Prix spécial tenu secret
Au mois d’octobre, nous faisons les choix définitifs. Au final, nous nominerons 20 personnes, ce qui est plutôt exceptionnel mais, encore une fois, le niveau 2016 était bien relevé. Le classement, depuis une simple nomination aux grands prix en passant par un prix spécial du jury, sera tenu secret jusqu’au jour « J ».
Il faut encore réaliser les diplômes, commander les médailles lancer les invitations, contacter les sponsors pour les traditionnels colis-cadeaux, sans oublier les courriers aux perdants avec nos encouragements pour l’avenir, préparer la cérémonie (discours, cocktail, visites de l’après-midi – cette année les serres du Sénat et le jardin des plantes).
07 décembre 11h01
J’ouvre la cérémonie : « Mesdames et Messieurs, j’ai le plaisir et l’honneur de déclarer ouverte la cérémonie de remise des prix du 16e Concours National Des Jardins Potagers ». Ce concours est le seul dans son genre en France. C’est un peu au monde du jardin ce que sont « les Molières » au monde du théâtre…Car nos jardiniers sont aussi des artistes et des poètes.
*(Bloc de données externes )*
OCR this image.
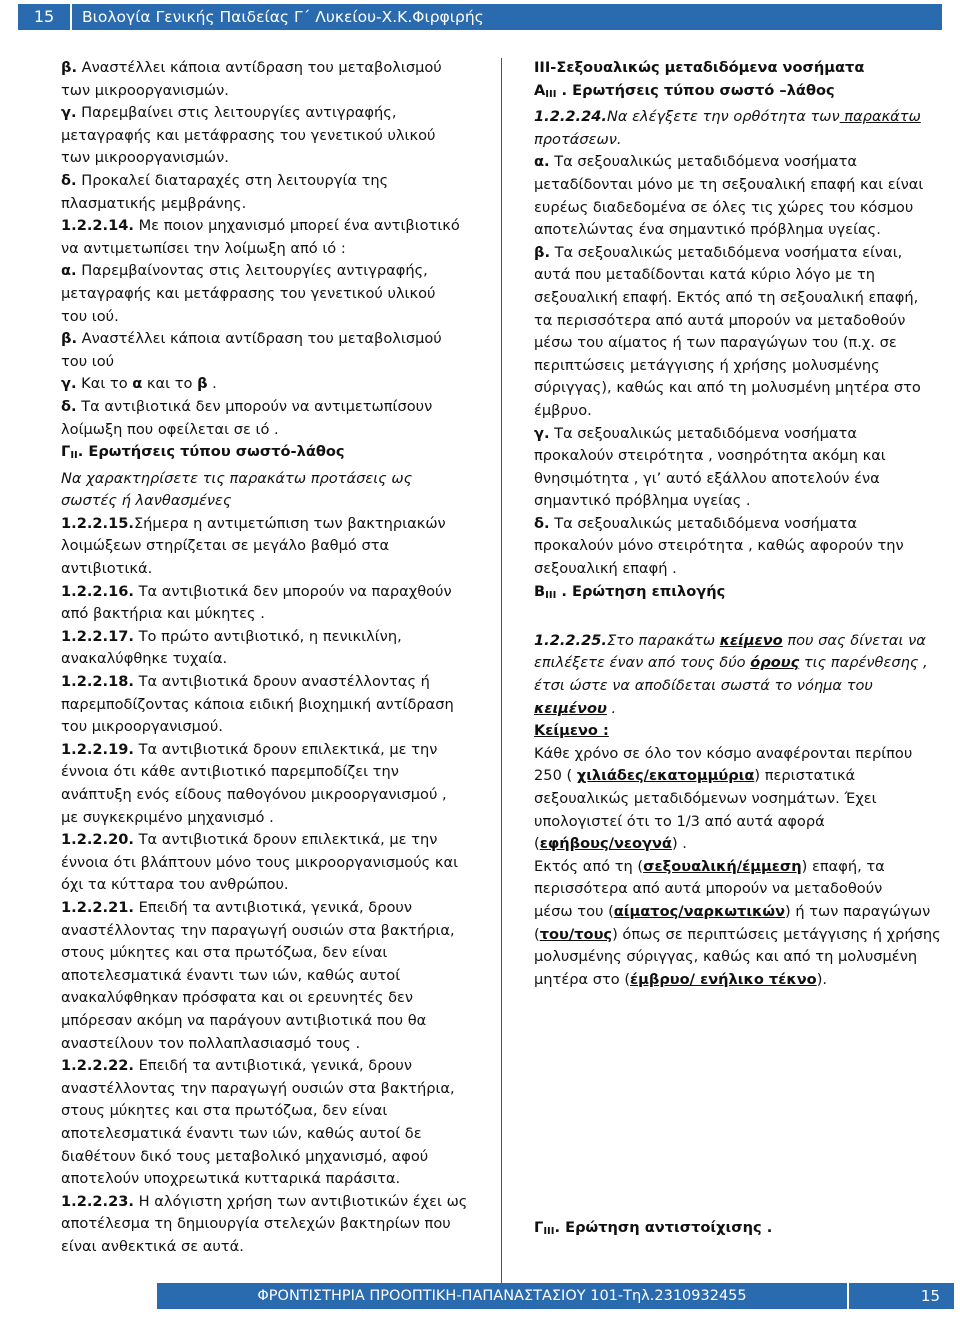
15	Βιολογία Γενικής Παιδείας Γ΄ Λυκείου-Χ.Κ.Φιρφιρής

β. Αναστέλλει κάποια αντίδραση του μεταβολισμού

των μικροοργανισμών.

γ. Παρεμβαίνει στις λειτουργίες αντιγραφής,

μεταγραφής και μετάφρασης του γενετικού υλικού

των μικροοργανισμών.

δ. Προκαλεί διαταραχές στη λειτουργία της

πλασματικής μεμβράνης.

1.2.2.14. Με ποιον μηχανισμό μπορεί ένα αντιβιοτικό

να αντιμετωπίσει την λοίμωξη από ιό :

α. Παρεμβαίνοντας στις λειτουργίες αντιγραφής,

μεταγραφής και μετάφρασης του γενετικού υλικού

του ιού.

β. Αναστέλλει κάποια αντίδραση του μεταβολισμού

του ιού

γ. Και το α και το β .

δ. Τα αντιβιοτικά δεν μπορούν να αντιμετωπίσουν

λοίμωξη που οφείλεται σε ιό .

$\Gamma_{II}$. Ερωτήσεις τύπου σωστό-λάθος

Να χαρακτηρίσετε τις παρακάτω προτάσεις ως

σωστές ή λανθασμένες

1.2.2.15.Σήμερα η αντιμετώπιση των βακτηριακών

λοιμώξεων στηρίζεται σε μεγάλο βαθμό στα

αντιβιοτικά.

1.2.2.16. Τα αντιβιοτικά δεν μπορούν να παραχθούν

από βακτήρια και μύκητες .

1.2.2.17. Το πρώτο αντιβιοτικό, η πενικιλίνη,

ανακαλύφθηκε τυχαία.

1.2.2.18. Τα αντιβιοτικά δρουν αναστέλλοντας ή

παρεμποδίζοντας κάποια ειδική βιοχημική αντίδραση

του μικροοργανισμού.

1.2.2.19. Τα αντιβιοτικά δρουν επιλεκτικά, με την

έννοια ότι κάθε αντιβιοτικό παρεμποδίζει την

ανάπτυξη ενός είδους παθογόνου μικροοργανισμού ,

με συγκεκριμένο μηχανισμό .

1.2.2.20. Τα αντιβιοτικά δρουν επιλεκτικά, με την

έννοια ότι βλάπτουν μόνο τους μικροοργανισμούς και

όχι τα κύτταρα του ανθρώπου.

1.2.2.21. Επειδή τα αντιβιοτικά, γενικά, δρουν

αναστέλλοντας την παραγωγή ουσιών στα βακτήρια,

στους μύκητες και στα πρωτόζωα, δεν είναι

αποτελεσματικά έναντι των ιών, καθώς αυτοί

ανακαλύφθηκαν πρόσφατα και οι ερευνητές δεν

μπόρεσαν ακόμη να παράγουν αντιβιοτικά που θα

αναστείλουν τον πολλαπλασιασμό τους .

1.2.2.22. Επειδή τα αντιβιοτικά, γενικά, δρουν

αναστέλλοντας την παραγωγή ουσιών στα βακτήρια,

στους μύκητες και στα πρωτόζωα, δεν είναι

αποτελεσματικά έναντι των ιών, καθώς αυτοί δε

διαθέτουν δικό τους μεταβολικό μηχανισμό, αφού

αποτελούν υποχρεωτικά κυτταρικά παράσιτα.

1.2.2.23. Η αλόγιστη χρήση των αντιβιοτικών έχει ως

αποτέλεσμα τη δημιουργία στελεχών βακτηρίων που

είναι ανθεκτικά σε αυτά.

ΙΙΙ-Σεξουαλικώς μεταδιδόμενα νοσήματα

$A_{III}$ . Ερωτήσεις τύπου σωστό –λάθος

1.2.2.24.Να ελέγξετε την ορθότητα των παρακάτω

προτάσεων.

α. Τα σεξουαλικώς μεταδιδόμενα νοσήματα

μεταδίδονται μόνο με τη σεξουαλική επαφή και είναι

ευρέως διαδεδομένα σε όλες τις χώρες του κόσμου

αποτελώντας ένα σημαντικό πρόβλημα υγείας.

β. Τα σεξουαλικώς μεταδιδόμενα νοσήματα είναι,

αυτά που μεταδίδονται κατά κύριο λόγο με τη

σεξουαλική επαφή. Εκτός από τη σεξουαλική επαφή,

τα περισσότερα από αυτά μπορούν να μεταδοθούν

μέσω του αίματος ή των παραγώγων του (π.χ. σε

περιπτώσεις μετάγγισης ή χρήσης μολυσμένης

σύριγγας), καθώς και από τη μολυσμένη μητέρα στο

έμβρυο.

γ. Τα σεξουαλικώς μεταδιδόμενα νοσήματα

προκαλούν στειρότητα , νοσηρότητα ακόμη και

θνησιμότητα , γι’ αυτό εξάλλου αποτελούν ένα

σημαντικό πρόβλημα υγείας .

δ. Τα σεξουαλικώς μεταδιδόμενα νοσήματα

προκαλούν μόνο στειρότητα , καθώς αφορούν την

σεξουαλική επαφή .

$B_{III}$ . Ερώτηση επιλογής

1.2.2.25.Στο παρακάτω κείμενο που σας δίνεται να

επιλέξετε έναν από τους δύο όρους τις παρένθεσης ,

έτσι ώστε να αποδίδεται σωστά το νόημα του

κειμένου .

Κείμενο :

Κάθε χρόνο σε όλο τον κόσμο αναφέρονται περίπου

250 ( χιλιάδες/εκατομμύρια) περιστατικά

σεξουαλικώς μεταδιδόμενων νοσημάτων. Έχει

υπολογιστεί ότι το 1/3 από αυτά αφορά

(εφήβους/νεογνά) .

Εκτός από τη (σεξουαλική/έμμεση) επαφή, τα

περισσότερα από αυτά μπορούν να μεταδοθούν

μέσω του (αίματος/ναρκωτικών) ή των παραγώγων

(του/τους) όπως σε περιπτώσεις μετάγγισης ή χρήσης

μολυσμένης σύριγγας, καθώς και από τη μολυσμένη

μητέρα στο (έμβρυο/ ενήλικο τέκνο).

$\Gamma_{III}$. Ερώτηση αντιστοίχισης .

ΦΡΟΝΤΙΣΤΗΡΙΑ ΠΡΟΟΠΤΙΚΗ-ΠΑΠΑΝΑΣΤΑΣΙΟΥ 101-Τηλ.2310932455	15
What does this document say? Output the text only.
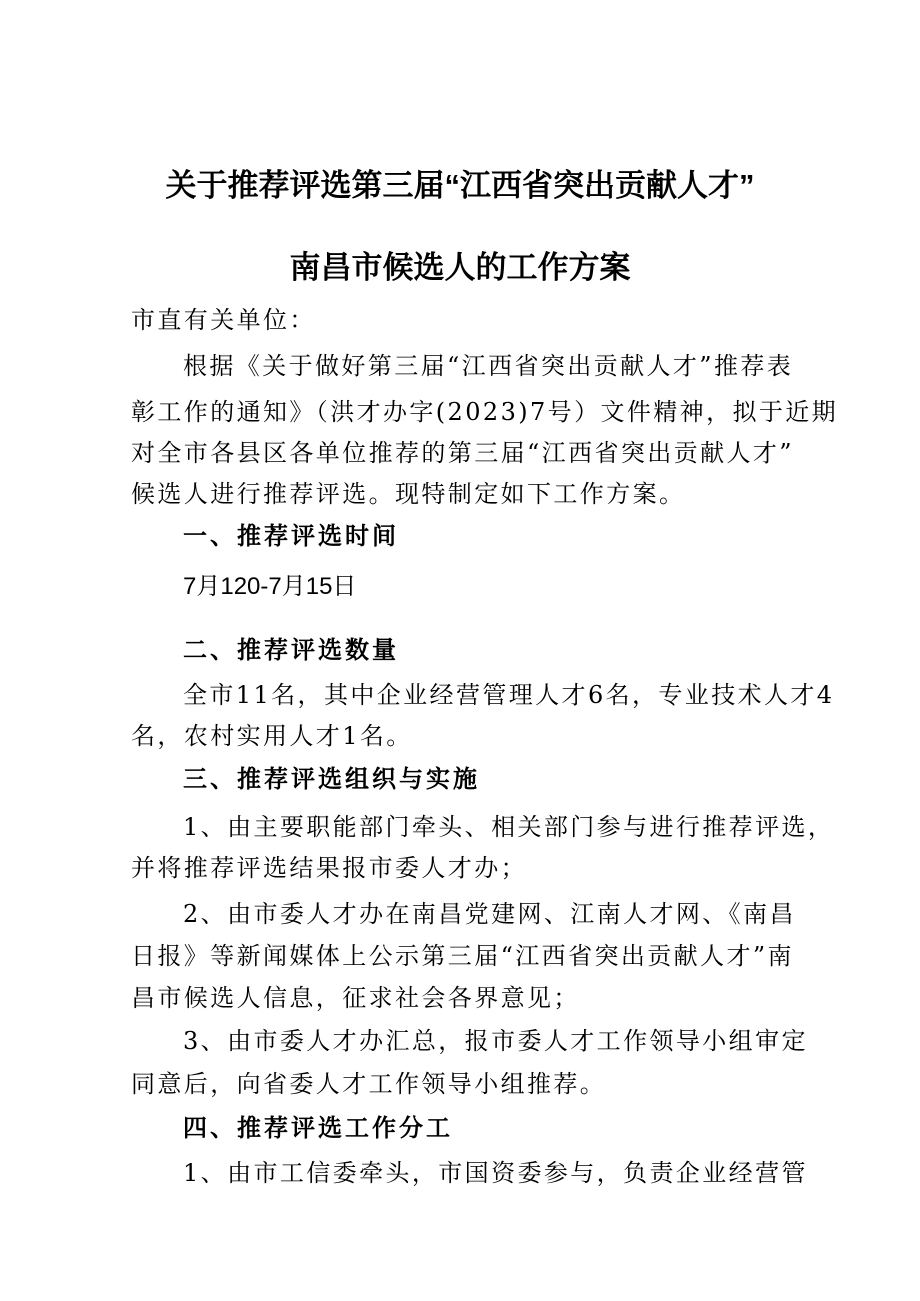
关于推荐评选第三届“江西省突出贡献人才”
南昌市候选人的工作方案
市直有关单位：
根据《关于做好第三届“江西省突出贡献人才”推荐表
彰工作的通知》（洪才办字(2023)7号）文件精神，拟于近期
对全市各县区各单位推荐的第三届“江西省突出贡献人才”
候选人进行推荐评选。现特制定如下工作方案。
一、推荐评选时间
7月120-7月15日
二、推荐评选数量
全市11名，其中企业经营管理人才6名，专业技术人才4
名，农村实用人才1名。
三、推荐评选组织与实施
1、由主要职能部门牵头、相关部门参与进行推荐评选，
并将推荐评选结果报市委人才办；
2、由市委人才办在南昌党建网、江南人才网、《南昌
日报》等新闻媒体上公示第三届“江西省突出贡献人才”南
昌市候选人信息，征求社会各界意见；
3、由市委人才办汇总，报市委人才工作领导小组审定
同意后，向省委人才工作领导小组推荐。
四、推荐评选工作分工
1、由市工信委牵头，市国资委参与，负责企业经营管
Un diaporama présente les jardins récompensés et chaque lauréat aura droit à un texte expliquant ce qui se dégage de son jardin, ce qui a séduit le jury et qui explique le classement. L’émotion est au rendez-vous, d’autant que le suspense est bien entretenu pour terminer par les grands prix. La tendance dominante de cette 16e édition est la passion qui anime chacun des candidats, leurs connaissances, l’excellent niveau de leurs techniques culturales, la curiosité qui se manifeste dans les vastes choix d’espèces et de variétés mais aussi, le désir de partager à la fois son jardin et ses connaissances ainsi que la volonté de transmettre.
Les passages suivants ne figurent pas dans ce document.